• SAN Best Practices
January 4th, 2012

An experiment in showing the effect of Queue Depth Settings

Ron Lee

Over the past few weeks I’ve been settling into my new role as technical marketing manager for Virtual Instruments. One of the things I’ve studied, with the help of our professional services group, is the Queue Depth Settings parameter.

For those unfamiliar with this, the parameter can be set on fiber channel interfaces, and it defines how many commands can be run in parallel on an interface and is a balance of throughput and performance. We conducted a simple test in our lab to see how throughput on an interface and, more importantly, the exchange completion time for read and write operations behave. Exchange Completion Time is defined as the end-to-end time it takes for a read or write operation to complete. It measures the effect of the SAN on application latency, and is an excellent measure of performance on an interface.

Our test setup was fairly simple. We used a load generator on a server that was connected to several LUNs.
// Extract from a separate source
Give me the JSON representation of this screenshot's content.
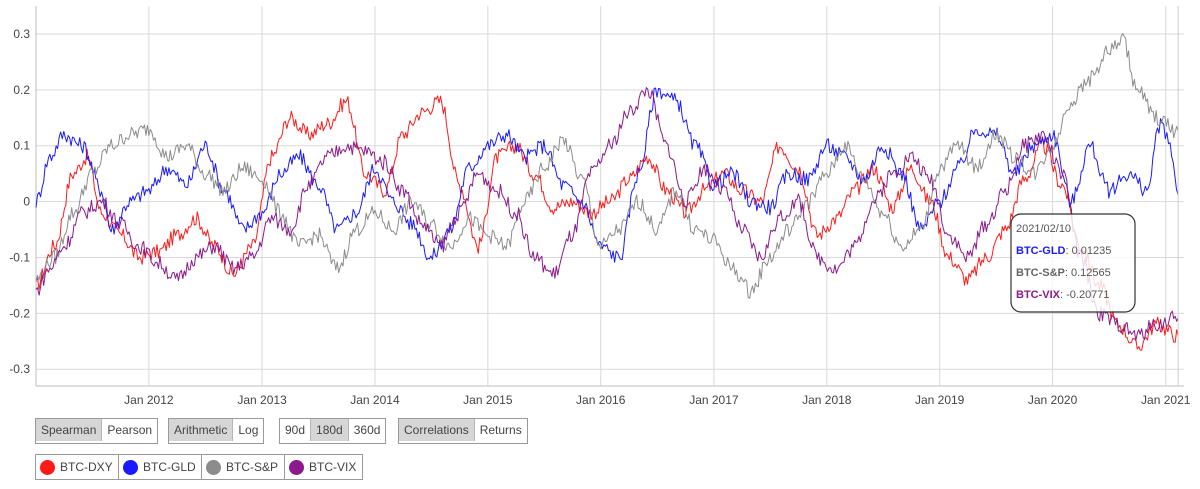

We ran various sized read and write loads simultaneously on the LUNs. We then varied the queue depth setting on the interface to 4, 8 and 32. During the test, we collected data using the switch data collection capabilities of our VirtualWisdom solution.

Here is the VirtualWisdom Dashboard showing data collected by the VirtualWisdom SAN Performance Probe. The bottom plot shows the queue depth setting, which goes from 4 to 8 and then to 32. The middle plot shows our total throughput. The initial step is where the load generator starts up. When we change the queue depth setting from 4 to 8, we see there is a 25% jump in throughput. If we advance the time scale a bit, we see that at a queue depth setting of 32, there is only a 5% gain in throughput.

What is more interesting is the top graph, as it plots the exchange completion time for read and write transactions. On the very left where the queue depth is 4 ECT it is around 1ms for both read and write. When we raised the queue depth to 8, the ECT is around 4-5ms. The most interesting part is when we raise the queue depth to 32. In this test, the ECT increased to maximum of 200 ms or 40 times (4000%), and became unstable with wide variations. This can cause problems because random read and write transactions will be very slow. If transactions time out or fail, it will be very hard to find this problem. Some transactions will be slow and others will be ok depending on their luck.

So what have we learned here? A port with a misconfigured queue depth setting can be a hidden problem that will not surface until you have a significant load on a port. We see how VirtualWisdom can detect this kind of problem. A best practice would be to look at ECT on ports and see if the ECT is stable and consistent. If not, some proactive tuning would be a good idea so you can avoid trouble in the future.